After the G20 summit in London agreed to crack down on tax havens, the OECD published three lists, one naming four countries it said had not pledged to abide by international tax reporting norms.
A second list named territories that had committed to such standards but not yet fully implemented them and a third list identified 40 countries that had substantially implemented them.
The OECD, which seeks to coordinate the economic polices of its 30 industrialized members, placed the Philippines, Malaysia, Costa Rica and Uruguay on the blacklist.
The second list had 38 names, including EU members Austria, Belgium and Luxembourg along with Switzerland and Liechtenstein.
Uruguayan Finance Minister Alvaro Garcia wrote to OECD Secretary-General Angel Gurria and formally endorsed the organization’s tax reporting standards, prompting the OECD on Friday to remove the country from the blacklist.
“The OECD welcomed today the formal endorsement by Uruguay of its tax information exchange standards,” it said in a statement published on its Web site.
The Philippines insisted it had one of the world’s strictest banking secrecy laws and said it was “unfortunate” that it had been designated as having failed to meet OECD criteria.
“We are committed to compliance with those standards and we are confident that we will meet the requirements for removal from this list,” Cerge Remonde, a spokesman for Philippine President Gloria Arroyo, told reporters.
Malaysian Prime Minister Najib Razak said on Friday the country should not have been included on the first list as it is committed to global OECD tax standards.
In Europe, Luxembourg, Switzerland and Belgium complained of their inclusion on the middle tier — or “gray” — list.
“I think that the treatment given to some countries is a bit incomprehensible,” Luxembourg Prime Minister Jean-Claude Juncker said as he arrived to chair a meeting of eurozone finance ministers in Prague.
Juncker renewed criticism of the way the lists were drawn up, noting that several US states with tax-friendly laws were not listed at all.
He had said on Tuesday that if Luxembourg were placed on any international list of offshore financial centers, then Delaware, Nevada and Wyoming should also be named and shamed as tax havens.
The Swiss Finance Ministry issued a statement saying that “President Hans-Rudolf Merz regrets this procedure.”
“The list does not specify the criteria on the basis of which it was drawn up.

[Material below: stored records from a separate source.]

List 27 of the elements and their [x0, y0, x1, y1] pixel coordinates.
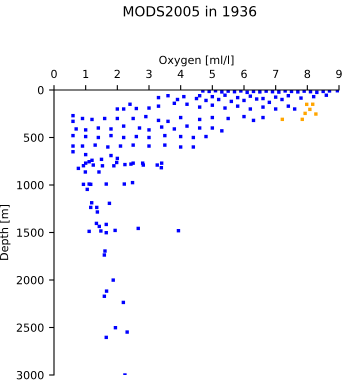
x-tick-label: 1 [83, 70, 88, 78]
x-tick-label: 4 [178, 70, 184, 78]
x-tick-label: 8 [304, 70, 310, 78]
point [300, 118, 304, 122]
point [311, 102, 314, 106]
point [280, 118, 284, 122]
y-tick-label: 0 [38, 86, 44, 94]
y-tick-label: 500 [24, 133, 44, 142]
point [305, 102, 308, 106]
y-tick-label: 3000 [16, 370, 44, 380]
chart-title: MODS2005 in 1936 [124, 6, 256, 17]
x-tick-label: 2 [114, 70, 120, 78]
y-tick-label: 1000 [17, 180, 44, 190]
point [314, 112, 318, 116]
y-tick-label: 1500 [17, 228, 44, 237]
x-tick-label: 9 [336, 70, 342, 78]
y-tick-label: 2000 [16, 276, 44, 284]
point [303, 112, 307, 116]
x-tick-label: 0 [51, 70, 57, 78]
y-axis-title: Depth [m] [0, 205, 10, 260]
point [308, 108, 312, 112]
x-axis-title: Oxygen [ml/l] [159, 56, 234, 66]
x-tick-label: 6 [241, 70, 247, 78]
y-tick-label: 2500 [16, 323, 44, 332]
x-tick-label: 5 [210, 70, 215, 78]
x-tick-label: 3 [146, 70, 152, 78]
x-tick-label: 7 [273, 70, 278, 78]
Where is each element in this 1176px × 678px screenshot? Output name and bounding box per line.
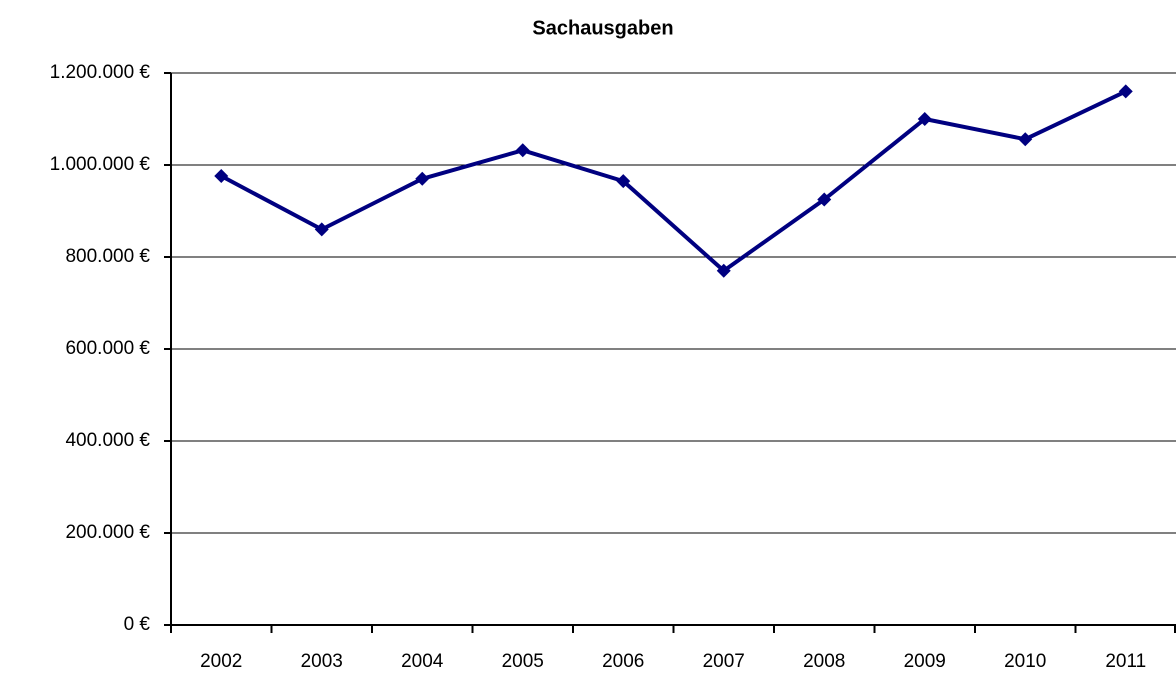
marker bbox=[314, 222, 329, 237]
x-tick-label: 2003 bbox=[301, 651, 343, 672]
y-tick-label: 0 € bbox=[124, 614, 151, 635]
x-tick-label: 2009 bbox=[904, 651, 946, 672]
x-tick-label: 2011 bbox=[1105, 651, 1146, 672]
x-tick-label: 2005 bbox=[502, 651, 544, 672]
chart-title: Sachausgaben bbox=[532, 17, 673, 39]
x-tick-label: 2010 bbox=[1004, 651, 1046, 672]
x-tick-label: 2004 bbox=[401, 651, 444, 672]
marker bbox=[716, 263, 731, 278]
x-tick-label: 2008 bbox=[803, 651, 845, 672]
marker bbox=[415, 171, 430, 186]
marker bbox=[616, 174, 631, 189]
marker bbox=[1118, 84, 1133, 99]
marker bbox=[214, 169, 229, 184]
x-tick-label: 2006 bbox=[602, 651, 644, 672]
line bbox=[220, 89, 1127, 273]
y-tick-label: 200.000 € bbox=[65, 522, 150, 543]
y-tick-label: 800.000 € bbox=[65, 246, 150, 267]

Switzerland is not a tax haven,” it said, adding that it was “particularly strange” that Bern was not consulted on drawing up the list even though it was an OECD member.
Belgian Finance Minister Didier Reynders said it was not “very pleasant to be on a list that also included tax havens,” adding that Belgium could be cleared once it signs agreements on the exchange of financial information with 12 countries.